Anche le previsioni dei più ottimisti non avevano contemplato una posizione così accomodante come quella della Federal Reserve di questo mercoledì. Ci sono due idee chiave da estrarre dal discorso di Jerome Powell, presidente della banca centrale americana. Da un lato, non ci sarà alcun aumento dei tassi nel 2019. Di fatto, ce ne sarà solo uno entro il 2021. D'altro lato, la riduzione del suo vasto portafoglio di asset prima del previsto: ora la Fed ha stimato che a fine anno il portafoglio sarà leggermente sopra i 3.500 miliardi di dollari. "La Federal Reserve ha avuto il difficile compito di cercare di adeguarsi alle aspettative moderate del mercato. A giudicare dall'affermazione e dalle sue nuove proiezioni, sembra che ci sia riuscita", riassume Anna Stupnytska, global economist di Fidelity International. Cosa significa, dunque, questo rafforzamento del suo messaggio dovish? Le società di gestione internazionale fanno qualche considerazione in merito.

"Non pensavo che lo avrebbero fatto, ma sono stati più accomodanti del previsto", dice Brian Jacobsen, senior investment strategist nel team multi-asset di Wells Fargo Asset Management. "C'è stato più consenso nel sostenere che non ci siano aumenti dei tassi nel 2019 di quanto mi aspettassi". Va ricordato che solo pochi mesi fa il mercato scontava per quest’anno diversi rialzi dei tassi. Inoltre nella riunione di gennaio la Fed aveva previsto - secondo quanto è possibile interpretare dai famosi dot plot - due aumenti per quest'anno. Diversi esperti, tra cui David Chappell di Columbia Threadneedle Investments o François Rimeu, senior strategist di La Française AM, avevano previsto che la banca centrale avrebbe tagliato tale previsione a un solo rialzo, ma non certo che sarebbero stati così drastici. "La Fed avrà difficoltà a innalzare i tassi di nuovo in questo ciclo, a meno che la pressione salariale non si manifesti in modo significativo nell'inflazione", afferma Chappell.

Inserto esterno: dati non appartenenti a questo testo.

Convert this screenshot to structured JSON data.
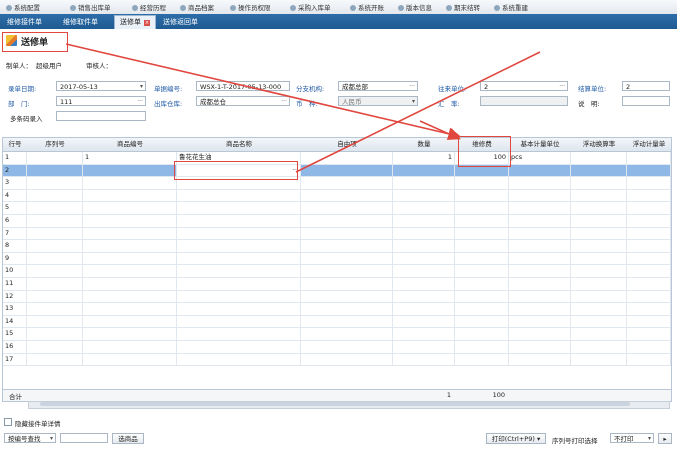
{
  "menu": [
    "系统配置",
    "销售出库单",
    "经营历程",
    "商品档案",
    "操作员权限",
    "采购入库单",
    "系统开账",
    "版本信息",
    "期末结转",
    "系统重建"
  ],
  "tabs": [
    "维修接件单",
    "维修取件单",
    "送修单",
    "送修返回单"
  ],
  "title": "送修单",
  "header": {
    "maker_label": "制单人：",
    "maker_value": "超级用户",
    "auditor_label": "审核人：",
    "date_label": "录单日期:",
    "date_value": "2017-05-13",
    "docno_label": "单据编号:",
    "docno_value": "WSX-1-T-2017-05-13-000",
    "branch_label": "分支机构:",
    "branch_value": "成都总部",
    "supplier_label": "往来单位:",
    "supplier_value": "2",
    "settle_label": "结算单位:",
    "settle_value": "2",
    "dept_label": "部　门:",
    "dept_value": "111",
    "warehouse_label": "出库仓库:",
    "warehouse_value": "成都总仓",
    "currency_label": "币　种:",
    "currency_value": "人民币",
    "rate_label": "汇　率:",
    "note_label": "说　明:",
    "barcode_label": "多条码录入"
  },
  "grid": {
    "columns": [
      "行号",
      "序列号",
      "商品编号",
      "商品名称",
      "自由项",
      "数量",
      "维修费",
      "基本计量单位",
      "浮动换算率",
      "浮动计量单"
    ],
    "rows": [
      {
        "no": "1",
        "serial": "",
        "code": "1",
        "name": "鲁花花生油",
        "free": "",
        "qty": "1",
        "fee": "100",
        "unit": "pcs"
      },
      {
        "no": "2",
        "serial": "",
        "code": "",
        "name": "",
        "free": "",
        "qty": "",
        "fee": "",
        "unit": ""
      },
      {
        "no": "3"
      },
      {
        "no": "4"
      },
      {
        "no": "5"
      },
      {
        "no": "6"
      },
      {
        "no": "7"
      },
      {
        "no": "8"
      },
      {
        "no": "9"
      },
      {
        "no": "10"
      },
      {
        "no": "11"
      },
      {
        "no": "12"
      },
      {
        "no": "13"
      },
      {
        "no": "14"
      },
      {
        "no": "15"
      },
      {
        "no": "16"
      },
      {
        "no": "17"
      }
    ],
    "footer": {
      "label": "合计",
      "qty": "1",
      "fee": "100"
    }
  },
  "bottom": {
    "hide_detail": "隐藏接件单详情",
    "search_mode": "按编号查找",
    "select_goods": "选商品",
    "print": "打印(Ctrl+P9)",
    "serial_print_label": "序列号打印选择",
    "serial_print_value": "不打印"
  },
  "colors": {
    "accent": "#2a6aa5",
    "highlight": "#e0473f",
    "selected_row": "#8fb8e6"
  }
}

La cosa più sorprendente, secondo Jacobsen, è che a settembre smetteranno di reinvestire sul bilancio, qualcosa che era programmato fino a dicembre. Qualcosa che Rimeu aveva predetto. Questo fatto è al momento un importante fattore nel mercato del reddito fisso, secondo Ian Lyngen, analista di BMO. Come ricorda, i Treasury decennali si muovono ai minimi di quindici anni, sopra il 2,53% e la curva americana continua ad appiattirsi.

Qualcosa di atteso, invece, è stata la riduzione delle previsioni di crescita. "Mantenendo il suo recente cambiamento retorico pur riconoscendo la recessione economica, la Fed ha rivisto le sue prospettive di crescita per il 2019 e il 2020. Ha anche rivisto, ma al rialzo, la disoccupazione in questo periodo", riassume Stupnytska.

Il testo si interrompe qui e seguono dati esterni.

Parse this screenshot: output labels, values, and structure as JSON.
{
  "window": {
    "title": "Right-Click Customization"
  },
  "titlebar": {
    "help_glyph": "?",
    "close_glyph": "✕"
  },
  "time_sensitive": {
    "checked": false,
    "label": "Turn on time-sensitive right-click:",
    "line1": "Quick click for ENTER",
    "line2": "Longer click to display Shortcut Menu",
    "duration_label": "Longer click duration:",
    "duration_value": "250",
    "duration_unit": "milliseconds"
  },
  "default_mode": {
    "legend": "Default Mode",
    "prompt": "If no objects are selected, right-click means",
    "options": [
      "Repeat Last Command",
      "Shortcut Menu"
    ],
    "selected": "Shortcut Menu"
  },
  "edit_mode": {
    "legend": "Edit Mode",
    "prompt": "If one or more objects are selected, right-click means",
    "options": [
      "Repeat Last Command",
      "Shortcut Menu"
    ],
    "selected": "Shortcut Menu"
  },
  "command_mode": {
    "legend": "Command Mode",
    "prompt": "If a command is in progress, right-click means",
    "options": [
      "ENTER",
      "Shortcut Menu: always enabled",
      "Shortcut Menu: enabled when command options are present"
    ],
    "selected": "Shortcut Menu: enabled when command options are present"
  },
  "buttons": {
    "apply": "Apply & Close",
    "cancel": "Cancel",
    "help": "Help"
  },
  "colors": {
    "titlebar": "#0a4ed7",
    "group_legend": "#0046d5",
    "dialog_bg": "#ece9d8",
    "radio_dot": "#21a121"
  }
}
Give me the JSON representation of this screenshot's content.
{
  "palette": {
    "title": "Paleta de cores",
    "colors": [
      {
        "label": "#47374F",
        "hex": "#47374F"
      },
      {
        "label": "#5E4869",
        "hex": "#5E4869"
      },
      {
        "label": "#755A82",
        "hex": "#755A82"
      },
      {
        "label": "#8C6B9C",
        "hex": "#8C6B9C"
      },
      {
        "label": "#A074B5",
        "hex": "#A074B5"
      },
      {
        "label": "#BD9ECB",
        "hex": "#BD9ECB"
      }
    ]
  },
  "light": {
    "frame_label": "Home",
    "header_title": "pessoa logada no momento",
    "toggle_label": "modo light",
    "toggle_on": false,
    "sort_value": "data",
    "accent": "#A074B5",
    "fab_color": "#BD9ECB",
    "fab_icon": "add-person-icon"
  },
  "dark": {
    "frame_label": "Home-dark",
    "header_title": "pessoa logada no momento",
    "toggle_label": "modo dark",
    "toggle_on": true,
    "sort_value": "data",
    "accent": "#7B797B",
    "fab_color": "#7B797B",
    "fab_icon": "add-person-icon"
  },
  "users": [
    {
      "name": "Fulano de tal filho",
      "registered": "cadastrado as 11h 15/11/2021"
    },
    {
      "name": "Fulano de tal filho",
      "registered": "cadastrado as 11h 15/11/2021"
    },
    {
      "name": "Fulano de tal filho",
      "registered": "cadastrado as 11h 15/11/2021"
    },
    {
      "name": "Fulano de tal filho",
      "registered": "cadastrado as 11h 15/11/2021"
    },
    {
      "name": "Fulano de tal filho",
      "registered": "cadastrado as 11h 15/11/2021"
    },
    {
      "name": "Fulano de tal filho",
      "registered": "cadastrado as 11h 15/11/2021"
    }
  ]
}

Al momento sembra che il mercato abbia reagito in modo moderatamente positivo. Una differenza importante rispetto al sentiment in Europa dopo l'ultima riunione della Bce, che è stata interpretata come un cattivo auspicio per l'economia della zona euro. "La chiave sta nel modo di trasmettere il messaggio: la Bce lo ha fatto con debolezza, mentre la Fed con cautela", difende Jacobsen.

Nonostante tutto, c’è chi non esclude che la Fed debba cambiare posizione se l'economia statunitense alla fine andrà per il verso giusto. Quest’idea resta insita, ad esempio, nella view di Fidelity, considerando la possibile combinazione di condizioni finanziarie più facili, l'inasprimento del mercato del lavoro e alcuni miglioramenti nella crescita (e inflazione).